The pregnant woman can face several challenges during the second and third trimesters. Often, past injuries that have been accomodated for rise up to new tender heights and demand attention. If ignored, they can interfere with labor and delivery.
The enervation to the uterus, bladder, and colon arises in part in the plexuses originating from the lumbar and sacral nerves. Subluxation of the sacrum and the lumbar vertebrae can effect dilation, contraction effectiveness, and even the positioning of a newborn. Correction can sometimes lead to dramatic postional changes (from breech or posterior to vertex). It can also bring the onset of labor in a situation where it has started and stopped or weakened. Sometimes, it facilitates labor in a pregnancy which is later than 40 weeks.
Ideally, Chiropractic care should be initiated earlier in a pregnancy. This is because relaxin secreted by the third trimester makes it more challenging to maintain a correction. Ligaments maintain alignment. Relaxin loosens and stretches the ligaments.

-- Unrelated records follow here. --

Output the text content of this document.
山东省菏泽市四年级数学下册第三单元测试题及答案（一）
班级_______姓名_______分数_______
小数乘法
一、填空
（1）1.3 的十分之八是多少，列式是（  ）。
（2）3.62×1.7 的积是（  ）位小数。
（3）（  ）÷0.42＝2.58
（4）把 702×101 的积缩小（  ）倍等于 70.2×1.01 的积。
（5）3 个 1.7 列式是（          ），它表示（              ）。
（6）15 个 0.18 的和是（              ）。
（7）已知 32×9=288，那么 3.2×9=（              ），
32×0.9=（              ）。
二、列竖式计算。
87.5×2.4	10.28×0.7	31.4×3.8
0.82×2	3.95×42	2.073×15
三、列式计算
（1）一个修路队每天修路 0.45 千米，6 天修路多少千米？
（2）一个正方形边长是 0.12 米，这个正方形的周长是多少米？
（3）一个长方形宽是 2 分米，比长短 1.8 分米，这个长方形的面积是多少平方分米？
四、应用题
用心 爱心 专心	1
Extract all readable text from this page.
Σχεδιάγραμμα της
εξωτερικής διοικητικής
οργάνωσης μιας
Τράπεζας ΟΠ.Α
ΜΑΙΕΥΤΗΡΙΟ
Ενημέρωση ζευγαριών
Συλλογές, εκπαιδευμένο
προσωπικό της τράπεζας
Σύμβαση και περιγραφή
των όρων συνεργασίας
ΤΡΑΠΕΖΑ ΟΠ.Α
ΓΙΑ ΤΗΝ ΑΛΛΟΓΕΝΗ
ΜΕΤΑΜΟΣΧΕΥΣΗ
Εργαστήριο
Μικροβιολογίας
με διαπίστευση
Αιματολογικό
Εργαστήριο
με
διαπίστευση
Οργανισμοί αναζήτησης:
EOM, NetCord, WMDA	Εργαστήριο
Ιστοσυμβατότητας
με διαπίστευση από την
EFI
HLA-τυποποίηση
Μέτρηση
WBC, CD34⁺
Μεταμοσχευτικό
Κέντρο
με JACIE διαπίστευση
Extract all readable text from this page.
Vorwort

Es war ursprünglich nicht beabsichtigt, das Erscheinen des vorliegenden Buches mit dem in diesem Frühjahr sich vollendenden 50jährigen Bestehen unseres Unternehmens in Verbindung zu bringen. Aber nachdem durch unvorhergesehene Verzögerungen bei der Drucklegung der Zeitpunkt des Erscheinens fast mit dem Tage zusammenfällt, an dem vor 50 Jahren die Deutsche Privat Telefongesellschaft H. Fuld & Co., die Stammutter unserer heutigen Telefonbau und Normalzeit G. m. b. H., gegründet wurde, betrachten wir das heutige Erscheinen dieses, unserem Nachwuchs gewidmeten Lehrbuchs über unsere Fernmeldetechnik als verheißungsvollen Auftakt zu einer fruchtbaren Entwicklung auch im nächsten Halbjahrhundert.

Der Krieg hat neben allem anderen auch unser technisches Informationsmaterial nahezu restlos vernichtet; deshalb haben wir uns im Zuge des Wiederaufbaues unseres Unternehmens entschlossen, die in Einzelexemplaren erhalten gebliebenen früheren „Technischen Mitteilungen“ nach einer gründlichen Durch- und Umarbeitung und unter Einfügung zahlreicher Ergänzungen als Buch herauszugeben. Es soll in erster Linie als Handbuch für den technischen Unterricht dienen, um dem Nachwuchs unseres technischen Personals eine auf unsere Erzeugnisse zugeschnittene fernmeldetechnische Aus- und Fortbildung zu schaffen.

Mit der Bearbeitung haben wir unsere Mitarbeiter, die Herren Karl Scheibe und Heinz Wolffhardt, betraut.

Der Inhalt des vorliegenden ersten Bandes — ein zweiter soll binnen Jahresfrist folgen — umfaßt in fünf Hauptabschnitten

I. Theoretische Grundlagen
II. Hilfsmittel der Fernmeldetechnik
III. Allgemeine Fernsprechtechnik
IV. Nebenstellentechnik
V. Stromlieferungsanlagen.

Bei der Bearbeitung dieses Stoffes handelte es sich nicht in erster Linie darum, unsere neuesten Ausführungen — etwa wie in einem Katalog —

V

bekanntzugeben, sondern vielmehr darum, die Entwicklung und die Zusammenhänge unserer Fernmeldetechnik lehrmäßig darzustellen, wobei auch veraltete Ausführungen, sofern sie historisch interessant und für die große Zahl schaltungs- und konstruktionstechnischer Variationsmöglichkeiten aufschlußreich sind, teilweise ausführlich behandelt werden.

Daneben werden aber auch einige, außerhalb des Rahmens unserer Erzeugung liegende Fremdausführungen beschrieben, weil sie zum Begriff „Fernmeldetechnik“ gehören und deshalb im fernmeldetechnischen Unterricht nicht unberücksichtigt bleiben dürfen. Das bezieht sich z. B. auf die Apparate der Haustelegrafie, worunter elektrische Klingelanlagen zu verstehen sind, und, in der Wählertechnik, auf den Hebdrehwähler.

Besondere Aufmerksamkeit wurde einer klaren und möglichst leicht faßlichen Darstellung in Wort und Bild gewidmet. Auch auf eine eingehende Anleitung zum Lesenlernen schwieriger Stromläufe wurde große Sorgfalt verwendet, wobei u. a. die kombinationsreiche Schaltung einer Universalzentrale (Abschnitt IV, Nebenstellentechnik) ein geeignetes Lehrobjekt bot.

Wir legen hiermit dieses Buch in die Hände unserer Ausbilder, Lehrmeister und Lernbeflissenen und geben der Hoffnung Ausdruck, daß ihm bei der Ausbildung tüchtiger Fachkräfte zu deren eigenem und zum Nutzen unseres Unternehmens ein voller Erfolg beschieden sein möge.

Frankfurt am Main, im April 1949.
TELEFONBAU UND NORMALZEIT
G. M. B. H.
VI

After labor and delivery, the mother should be checked for Subluxations. Labor is called labor for a reason. An extremely athletic act such as this can cause Subluxation due to the unusual positions and pressures that her body is put through.
In addition, during a difficult labor and/or delivery, the baby can be subjected to unusual torsion and pressure. He or she should be checked for Subluxation as well. DNFT is an excellent approach to utilize on a neonate because of its inherent gentleness.